Zu berücksichtigen ist hingegen, dass sich der Vorfall vom 27. 10. 1999 in einer besonders "stressigen und angespannten" Atmosphäre und im Zuge einer wörtlichen Auseinandersetzung ereignete, wozu noch der Hinweis der Geschäftsführerin auf eine mögliche Arbeitgeberkündigung des Arbeitsverhältnisses durch den Arbeitgeber kommt. Dadurch ist es zwar nicht ausgeschlossen, das Verhalten der Klägerin als Austrittsgrund zu interpretieren. Im Hinblick auf die eben hervorgehobenen Umstände konnte es aber auch im Sinne eines im Zorn und ohne Absicht, das Arbeitsverhältnis zu beenden, erfolgten Weglaufens als Reaktion auf eine Auseinandersetzung gewertet werden, die mit der Ankündigung einherging, eine allfällige arbeitgeberseitige Beendigung des Arbeitsverhältnisses nicht hinzunehmen. Es kann daher nicht gesagt werden, dass "kein vernünftiger Grund" daran zu zweifeln (§ 863 ABGB) bestand, dass die Klägerin ihr Arbeitsverhältnis wirklich beenden wollte. Anders wäre dies dann gewesen, wenn die Klägerin auch in der Folge nachrichtenlos nicht am Arbeitsplatz erschienen wäre. Das war aber nicht der Fall:

Vielmehr hat sie bereits am nächsten Tag ihren Krankenstand bekannt gegeben. Unter den gegebenen Umständen waren somit mehrere Deutungen des Verhaltens der Klägerin zulässig, sodass es nicht möglich ist, von einem eindeutigen Erklärungsverhalten iS einer Austrittserklärung auszugehen.

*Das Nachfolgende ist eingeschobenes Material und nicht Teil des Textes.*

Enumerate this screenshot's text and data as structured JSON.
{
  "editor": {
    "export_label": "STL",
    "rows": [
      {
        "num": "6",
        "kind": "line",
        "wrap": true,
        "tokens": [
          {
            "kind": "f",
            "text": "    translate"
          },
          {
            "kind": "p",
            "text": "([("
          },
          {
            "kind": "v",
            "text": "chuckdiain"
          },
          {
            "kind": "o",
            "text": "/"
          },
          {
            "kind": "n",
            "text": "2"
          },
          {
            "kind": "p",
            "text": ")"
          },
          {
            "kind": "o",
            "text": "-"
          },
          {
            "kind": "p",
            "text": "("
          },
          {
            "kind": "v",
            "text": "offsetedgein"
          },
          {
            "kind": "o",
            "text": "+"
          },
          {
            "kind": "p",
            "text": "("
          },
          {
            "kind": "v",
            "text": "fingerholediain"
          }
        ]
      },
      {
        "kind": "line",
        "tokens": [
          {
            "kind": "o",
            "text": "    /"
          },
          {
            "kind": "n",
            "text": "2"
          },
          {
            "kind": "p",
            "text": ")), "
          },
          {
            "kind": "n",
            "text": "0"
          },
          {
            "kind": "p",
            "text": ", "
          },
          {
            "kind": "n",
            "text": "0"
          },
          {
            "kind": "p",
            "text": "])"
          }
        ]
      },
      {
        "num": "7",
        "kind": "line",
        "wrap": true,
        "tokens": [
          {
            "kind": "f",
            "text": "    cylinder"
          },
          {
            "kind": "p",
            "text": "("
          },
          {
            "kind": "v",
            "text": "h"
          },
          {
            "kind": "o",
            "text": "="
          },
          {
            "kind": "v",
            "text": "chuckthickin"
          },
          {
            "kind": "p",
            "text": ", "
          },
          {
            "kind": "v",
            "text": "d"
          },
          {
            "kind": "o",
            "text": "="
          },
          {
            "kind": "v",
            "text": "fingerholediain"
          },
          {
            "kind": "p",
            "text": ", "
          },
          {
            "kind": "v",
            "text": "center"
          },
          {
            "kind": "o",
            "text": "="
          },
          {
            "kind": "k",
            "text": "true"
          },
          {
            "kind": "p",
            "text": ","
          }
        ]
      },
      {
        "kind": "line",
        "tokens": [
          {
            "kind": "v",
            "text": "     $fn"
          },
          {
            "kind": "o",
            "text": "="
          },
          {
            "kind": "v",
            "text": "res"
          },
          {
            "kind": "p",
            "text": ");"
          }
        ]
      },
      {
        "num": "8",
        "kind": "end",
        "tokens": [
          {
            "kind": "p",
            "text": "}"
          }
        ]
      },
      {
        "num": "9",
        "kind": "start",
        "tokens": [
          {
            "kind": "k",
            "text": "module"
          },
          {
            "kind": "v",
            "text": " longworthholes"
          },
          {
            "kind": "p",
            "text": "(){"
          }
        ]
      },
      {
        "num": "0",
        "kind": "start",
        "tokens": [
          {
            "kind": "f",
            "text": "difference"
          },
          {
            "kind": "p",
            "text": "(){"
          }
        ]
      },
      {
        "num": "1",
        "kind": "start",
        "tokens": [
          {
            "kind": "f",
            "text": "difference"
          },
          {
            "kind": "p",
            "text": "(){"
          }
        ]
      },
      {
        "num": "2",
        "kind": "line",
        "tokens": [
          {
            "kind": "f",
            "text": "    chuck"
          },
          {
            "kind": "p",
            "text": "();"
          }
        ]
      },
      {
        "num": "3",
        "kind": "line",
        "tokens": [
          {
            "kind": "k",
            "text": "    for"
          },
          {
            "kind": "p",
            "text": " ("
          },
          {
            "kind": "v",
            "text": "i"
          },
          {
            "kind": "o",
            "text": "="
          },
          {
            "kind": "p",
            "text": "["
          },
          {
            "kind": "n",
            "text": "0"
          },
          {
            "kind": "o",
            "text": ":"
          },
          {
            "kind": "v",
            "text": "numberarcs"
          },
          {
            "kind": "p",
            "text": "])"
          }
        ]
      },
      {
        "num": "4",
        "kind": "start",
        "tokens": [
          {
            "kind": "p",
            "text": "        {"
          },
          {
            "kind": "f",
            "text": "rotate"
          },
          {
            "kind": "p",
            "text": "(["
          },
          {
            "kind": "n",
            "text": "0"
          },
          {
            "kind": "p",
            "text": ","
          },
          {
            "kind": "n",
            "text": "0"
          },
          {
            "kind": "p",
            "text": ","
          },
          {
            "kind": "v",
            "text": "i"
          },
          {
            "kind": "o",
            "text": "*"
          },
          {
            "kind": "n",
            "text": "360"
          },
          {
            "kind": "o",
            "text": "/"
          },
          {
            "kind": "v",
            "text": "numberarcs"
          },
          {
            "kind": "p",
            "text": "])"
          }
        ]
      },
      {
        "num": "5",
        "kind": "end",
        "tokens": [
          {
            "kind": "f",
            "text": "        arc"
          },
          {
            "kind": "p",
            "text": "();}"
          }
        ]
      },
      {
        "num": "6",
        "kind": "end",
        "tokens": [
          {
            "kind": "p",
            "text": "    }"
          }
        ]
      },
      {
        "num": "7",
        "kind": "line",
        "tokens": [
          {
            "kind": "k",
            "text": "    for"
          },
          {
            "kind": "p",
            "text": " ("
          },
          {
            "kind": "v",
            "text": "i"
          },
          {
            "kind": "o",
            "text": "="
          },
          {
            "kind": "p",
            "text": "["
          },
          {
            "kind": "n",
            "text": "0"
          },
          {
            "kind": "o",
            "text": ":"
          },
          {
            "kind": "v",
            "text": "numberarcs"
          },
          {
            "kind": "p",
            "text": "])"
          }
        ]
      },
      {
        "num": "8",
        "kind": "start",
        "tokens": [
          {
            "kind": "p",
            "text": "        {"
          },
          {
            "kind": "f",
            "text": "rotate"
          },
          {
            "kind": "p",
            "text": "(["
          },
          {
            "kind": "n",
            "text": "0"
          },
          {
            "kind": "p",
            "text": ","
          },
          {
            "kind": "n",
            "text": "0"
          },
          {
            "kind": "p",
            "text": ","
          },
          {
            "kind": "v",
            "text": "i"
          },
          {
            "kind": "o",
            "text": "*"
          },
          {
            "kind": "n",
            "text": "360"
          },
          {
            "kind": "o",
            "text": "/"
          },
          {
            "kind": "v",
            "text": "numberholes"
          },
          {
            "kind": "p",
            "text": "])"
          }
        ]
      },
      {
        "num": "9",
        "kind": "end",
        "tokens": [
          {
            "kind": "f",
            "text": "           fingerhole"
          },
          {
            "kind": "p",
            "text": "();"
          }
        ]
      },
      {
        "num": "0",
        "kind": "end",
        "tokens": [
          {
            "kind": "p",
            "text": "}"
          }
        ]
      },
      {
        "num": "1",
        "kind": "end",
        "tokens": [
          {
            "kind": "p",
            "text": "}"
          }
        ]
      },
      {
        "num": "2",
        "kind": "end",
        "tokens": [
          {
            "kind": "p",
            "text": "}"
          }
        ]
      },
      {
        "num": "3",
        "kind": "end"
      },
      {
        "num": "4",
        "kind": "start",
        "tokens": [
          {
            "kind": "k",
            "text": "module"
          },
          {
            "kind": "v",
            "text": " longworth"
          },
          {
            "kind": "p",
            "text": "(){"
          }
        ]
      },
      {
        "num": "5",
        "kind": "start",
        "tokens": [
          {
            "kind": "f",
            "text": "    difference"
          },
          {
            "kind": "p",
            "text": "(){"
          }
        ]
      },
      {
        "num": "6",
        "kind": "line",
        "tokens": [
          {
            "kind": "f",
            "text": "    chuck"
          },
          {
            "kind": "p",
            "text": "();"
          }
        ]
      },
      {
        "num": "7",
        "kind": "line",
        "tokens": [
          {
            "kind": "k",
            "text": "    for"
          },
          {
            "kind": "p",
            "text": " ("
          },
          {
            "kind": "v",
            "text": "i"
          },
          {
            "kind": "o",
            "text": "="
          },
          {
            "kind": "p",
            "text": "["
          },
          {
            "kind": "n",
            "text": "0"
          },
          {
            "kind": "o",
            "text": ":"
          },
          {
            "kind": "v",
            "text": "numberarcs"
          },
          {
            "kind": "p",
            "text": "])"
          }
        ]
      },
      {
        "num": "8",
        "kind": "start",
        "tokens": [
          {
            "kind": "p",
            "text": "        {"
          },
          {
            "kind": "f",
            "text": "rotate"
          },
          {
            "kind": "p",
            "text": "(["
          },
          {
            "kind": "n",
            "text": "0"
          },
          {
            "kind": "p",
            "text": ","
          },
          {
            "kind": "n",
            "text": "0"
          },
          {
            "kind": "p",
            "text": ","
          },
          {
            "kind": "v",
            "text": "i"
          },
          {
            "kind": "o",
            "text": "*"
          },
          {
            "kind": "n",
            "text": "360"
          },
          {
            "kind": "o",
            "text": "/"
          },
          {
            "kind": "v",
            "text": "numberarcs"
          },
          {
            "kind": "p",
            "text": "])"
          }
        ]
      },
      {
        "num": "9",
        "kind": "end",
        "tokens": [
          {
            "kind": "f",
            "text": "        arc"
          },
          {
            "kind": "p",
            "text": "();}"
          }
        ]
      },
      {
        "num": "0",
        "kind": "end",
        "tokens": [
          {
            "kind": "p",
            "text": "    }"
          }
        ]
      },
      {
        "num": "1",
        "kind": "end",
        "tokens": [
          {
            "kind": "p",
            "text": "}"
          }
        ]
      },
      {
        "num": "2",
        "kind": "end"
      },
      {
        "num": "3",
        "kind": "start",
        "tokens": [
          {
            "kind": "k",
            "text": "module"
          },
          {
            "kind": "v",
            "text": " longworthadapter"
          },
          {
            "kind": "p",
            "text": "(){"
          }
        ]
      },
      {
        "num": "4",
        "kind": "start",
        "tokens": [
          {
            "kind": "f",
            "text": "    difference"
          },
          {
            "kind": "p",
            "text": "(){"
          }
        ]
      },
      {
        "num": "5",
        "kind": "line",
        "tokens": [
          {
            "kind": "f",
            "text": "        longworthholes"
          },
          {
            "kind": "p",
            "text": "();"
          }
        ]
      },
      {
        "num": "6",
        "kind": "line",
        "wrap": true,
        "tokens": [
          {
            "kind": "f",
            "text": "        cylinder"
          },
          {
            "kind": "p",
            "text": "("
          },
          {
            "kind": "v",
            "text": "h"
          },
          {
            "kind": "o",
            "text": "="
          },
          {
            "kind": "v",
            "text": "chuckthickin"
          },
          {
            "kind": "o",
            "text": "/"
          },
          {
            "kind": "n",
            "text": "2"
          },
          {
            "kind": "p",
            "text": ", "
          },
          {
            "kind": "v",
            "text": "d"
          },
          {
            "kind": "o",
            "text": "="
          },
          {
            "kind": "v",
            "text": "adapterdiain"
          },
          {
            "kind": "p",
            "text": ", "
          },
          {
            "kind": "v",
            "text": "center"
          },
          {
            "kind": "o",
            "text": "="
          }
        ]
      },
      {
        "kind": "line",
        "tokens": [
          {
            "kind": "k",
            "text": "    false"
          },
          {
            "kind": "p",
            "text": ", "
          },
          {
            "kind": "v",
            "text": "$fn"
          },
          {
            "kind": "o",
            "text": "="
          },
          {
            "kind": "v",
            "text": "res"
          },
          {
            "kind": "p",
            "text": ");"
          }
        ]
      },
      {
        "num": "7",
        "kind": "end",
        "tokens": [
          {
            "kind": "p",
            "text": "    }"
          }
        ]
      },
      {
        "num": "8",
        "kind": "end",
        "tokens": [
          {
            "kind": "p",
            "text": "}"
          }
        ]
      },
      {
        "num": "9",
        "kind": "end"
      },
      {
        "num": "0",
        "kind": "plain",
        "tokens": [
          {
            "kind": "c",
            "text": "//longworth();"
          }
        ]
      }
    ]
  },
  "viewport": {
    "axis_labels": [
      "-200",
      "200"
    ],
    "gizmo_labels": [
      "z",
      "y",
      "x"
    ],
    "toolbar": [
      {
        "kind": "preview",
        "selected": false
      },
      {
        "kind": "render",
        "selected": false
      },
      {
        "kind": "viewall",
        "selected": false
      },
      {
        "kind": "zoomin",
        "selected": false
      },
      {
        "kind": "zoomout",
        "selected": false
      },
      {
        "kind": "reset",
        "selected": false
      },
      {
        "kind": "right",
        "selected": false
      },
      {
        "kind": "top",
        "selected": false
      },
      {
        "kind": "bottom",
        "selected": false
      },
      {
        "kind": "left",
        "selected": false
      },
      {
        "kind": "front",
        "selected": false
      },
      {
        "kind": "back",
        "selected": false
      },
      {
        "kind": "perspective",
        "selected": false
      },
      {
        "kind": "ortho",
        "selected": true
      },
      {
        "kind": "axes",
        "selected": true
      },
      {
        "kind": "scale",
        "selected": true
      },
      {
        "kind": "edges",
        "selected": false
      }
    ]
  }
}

Dass der somit letztlich erst am 29. 11. 1999 - während des Krankenstandes der Klägerin - erfolgten arbeitgeberseitigen Beendigung des Arbeitsverhältnis ein rechtfertigender Grund fehlt, wird von der Beklagten gar nicht bestritten.

Die Entscheidung über die Kosten des Revisionsverfahrens gründet sich auf die §§ 41, 50 Abs 1 ZPO. Der von der Klägerin verzeichnete dreifache Einheitssatz steht ihr nicht zu. § 23 Abs 9 RATG bezieht sich nur auf das Berufungsverfahren.